Saturday, November 6, 2004

Harold Russell

From the New York Times obituary, by Richard Severo, February 1, 2002:

Harold Russell was born [in 1914] in North Sydney, Nova Scotia. His father was a telegraph office manager who died when Harold was 6. His death caused the family to move to Cambridge, Mass., where Mrs. Russell was a nurse and where Harold started working at odd jobs at the age of 10. After high school he worked in a food market.

Mr. Russell said he “made a rush to the recruiting office” after Pearl Harbor was bombed, not out of patriotism but because he thought of himself as a failure.

After basic training, he volunteered to become a paratrooper, and he learned that skill as well as demolition. The United States Army made him an instructor. On June 6, 1944, while some of the men he trained were involved in the D-Day landing, Mr. Russell was teaching demolition work at Camp Mackall in North Carolina and a defective fuse detonated TNT that he was holding. The next day what was left of his hands were amputated three inches above the wrists.

Walter Reed General Hospital offered him a choice of prosthetic devices: plastic hands or steel hooks. He chose the hooks, proved unusually adept at mastering them and eventually made a training film for soldiers who had lost both hands. The film, “Diary of a Sergeant,” showed Mr. Russell in daily activities.

Wyler saw the film after he had been asked by the producer Samuel Goldwyn to direct “The Best Years of Our Lives.” Wyler urged Goldwyn to hire Mr. Russell, and after some coaxing Mr. Russell, who was then attending business school at Boston University, agreed to appear in the film. The salary—$250 a week, with an additional $100 a week for living expenses—seemed generous, especially when compared with the $25 a week he had earned as a part-time worker at a Y.M.C.A.

The movie won eight Oscars and was a financial success. To show his gratitude, Goldwyn awarded Mr. Russell a bonus of $120 a week for a year, asking that he make promotional appearances.

Later, Mr. Russell was active in Amvets, a veterans’ organization, becoming the national chairman. In 1950 he became a founder of the World Veterans Foundation.

In 1954 “The Best Years of Our Lives” was rereleased and journalists asked why Mr. Russell had made no other movies. “I decided to quit while I was ahead of the game,” he told one reporter.

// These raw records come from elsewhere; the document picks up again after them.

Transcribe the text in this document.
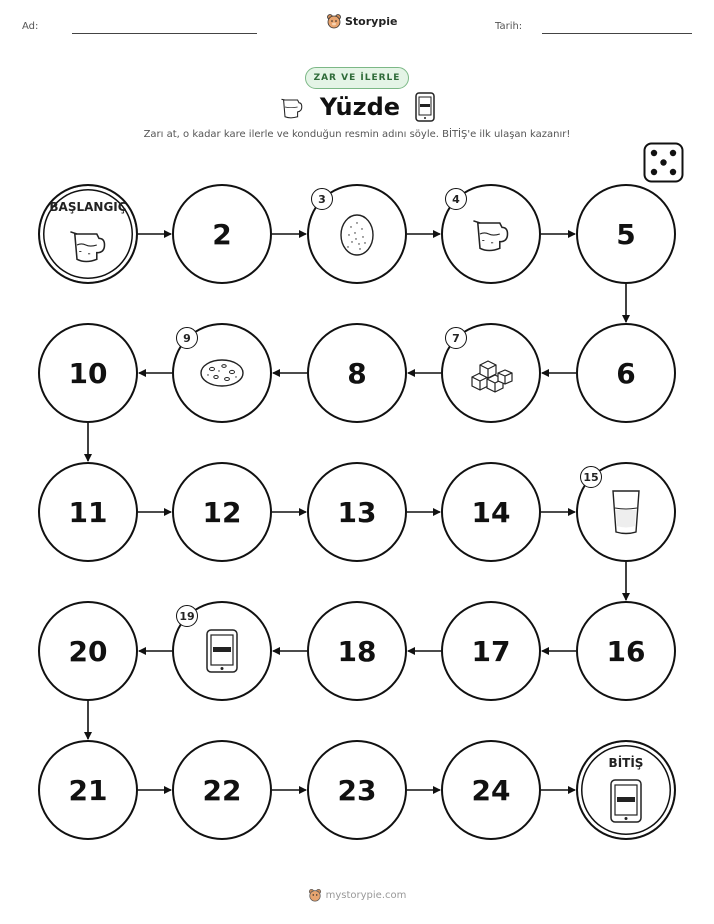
Ad:	Storypie	Tarih:
ZAR VE İLERLE
Yüzde
Zarı at, o kadar kare ilerle ve konduğun resmin adını söyle. BİTİŞ'e ilk ulaşan kazanır!
BAŞLANGIÇ
2
3	4
5
6
7
8
9
10
11	12	13	14
15
16
17
18
19
20
21	22	23	24
BİTİŞ
mystorypie.com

Mr. Russell received few other offers to act. He had several television roles, and in film he appeared in “Inside Moves” (1980), about handicapped people who congregated in a bar and helped each other, and in “Dogtown” (1997), in which he played a cigar store owner and war veteran in a small town.

In 1961 President John F. Kennedy appointed Mr. Russell as vice chairman of the President’s Committee on Employment of the Handicapped. In 1964 President Lyndon B. Johnson made him the chairman, and Richard M. Nixon reappointed him.

Survivors include a daughter, Adele; a son, Gerald; four grandchildren; and seven great-grandchildren.

In his 1949 autobiography “Victory in My Hands,” Mr. Russell recounted his struggle to recover physically and psychologically from his wounds, and to use his prostheses. He became so adept at using his hooks, he liked to joke, that he could do anything but pick up a dinner check.

As a man who would go on to promote veterans’ causes, he wrote: “It is not what you have lost but what you have left that counts.”
[Note: I was lucky to borrow a copy of Victory in My Hands through interlibrary loan a few years ago. Imagine my surprise to find that the book was signed by Harold Russell, in the peacock-blue ink that filled so many fountain pens all those years ago.]

comments: 2

Kim said...

My father, Rusty Rust, was the man who drove Harold Russell to the hospital the day of the accident. My father was also a paratrooper. Harold talks about my father in 'Victory in my hands.' It's interesting to see that someone else is interested in his story.

Michael Leddy said...

Kim, thanks for sharing that story here. I’m amazed to hear from someone whose father’s life intersected with Harold Russell’s. I will have to get the book again.

If you’re wondering why I was quoting from a 2002 obituary in 2004: I began my blog as a place to collect items relevant to my teaching. I was teaching The Best Years of Our Lives in 2004, paired with Homer’s Odyssey.